Aku meninggalkan Ruby di kamar dan menuruni tangga. Jam segini biasanya Qwen sedang membuat sarapan. Harapanku, dia tidak kaget melihat aku membawa Ruby pulang ke rumah dan seharusnya dia tidak terganggu dengan kegiatan kami. Qwen tidak ada di dapur maupun di ruang tamu. Tidak mungkin jam segini masih belum bangun. Atau dia sudah berangkat kerja sepagi ini? Aku memeriksa rak sepatu. Tidak ada sepatunya. Artinya, Qwen sudah berangkat kerja. Saat itu juga Ruby turun dengan pakaian lengkapnya.

"Oh iya, adik mu manis yah." Kata Ruby tiba-tiba.

"Adik?"tanyaku heran. Dari mana aku punya adik?

"Gadis mungil itu adikmu kan?" Yakinnya. "Semalam dia tampak shock ketika aku menggotongmu pulang. Tapi dia bersama seorang pria, mungkin itu pacarnya." Selesai mengatakan itu, Ruby melayangkan ciuman padaku dan menghilang dari balik pintu.

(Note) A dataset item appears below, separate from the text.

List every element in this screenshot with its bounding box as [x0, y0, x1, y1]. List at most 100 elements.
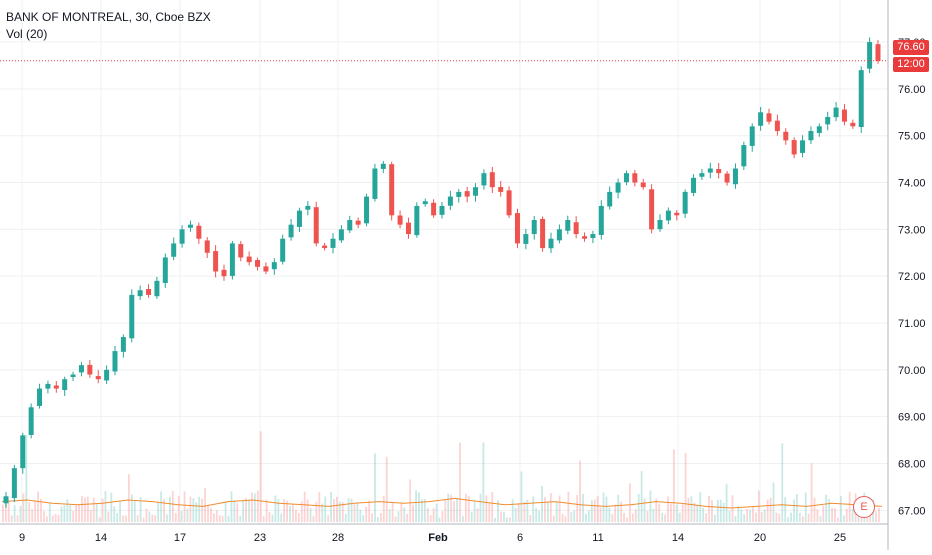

Qwen shock? Pria bersamanya? Pasti Peter. Aku lari ke kamar dan mengambil Iphone ku. Mencari nama Qwen di kontak dan meneleponnya.

"Halo." Qwen menjawab

"Dimana kamu? Tidak membuat sarapan dan langsung pergi kerja?" Kata ku seolah-olah tidak terjadi apa-apa.

"Tidak, aku tidak pulang semalam." Bohong nya "Aku bersama Boss di rumahnya."

"Kamu bermalam di rumah Peter?" Tanyaku hampir menjerit "apa yang kamu lakukan di rumahnya?"

"Kerja. Ada laporan yang tidak bisa kubuat dan Boss mengajari ku." Aku tahu Qwen berbohong.

"Yah sudah, sampai jumpa di kantor." Aku memutuskan sambungan.

Jelas sekali Qwen berbohong. Ruby dengan jelas mengatakan kalau dia melihat Qwen saat membawaku pulang. Tetapi Qwen bilang dia tidak pulang dari semalam. Mengapa dia harus berbohong? Apa yang sebenarnya dia lakukan di rumah Peter? Mengerjakan laporan hanya sebuah alasan. Dan suara Qwen seperti tidak semangat. Bukan itu suara yang biasa saat berbicara dengan ku. Masa bodo, bukan urusan ku mereka mau ngapain. Apalagi peter ingin aku memberikan dia kesempatan untuk berduaan dengan Qwen.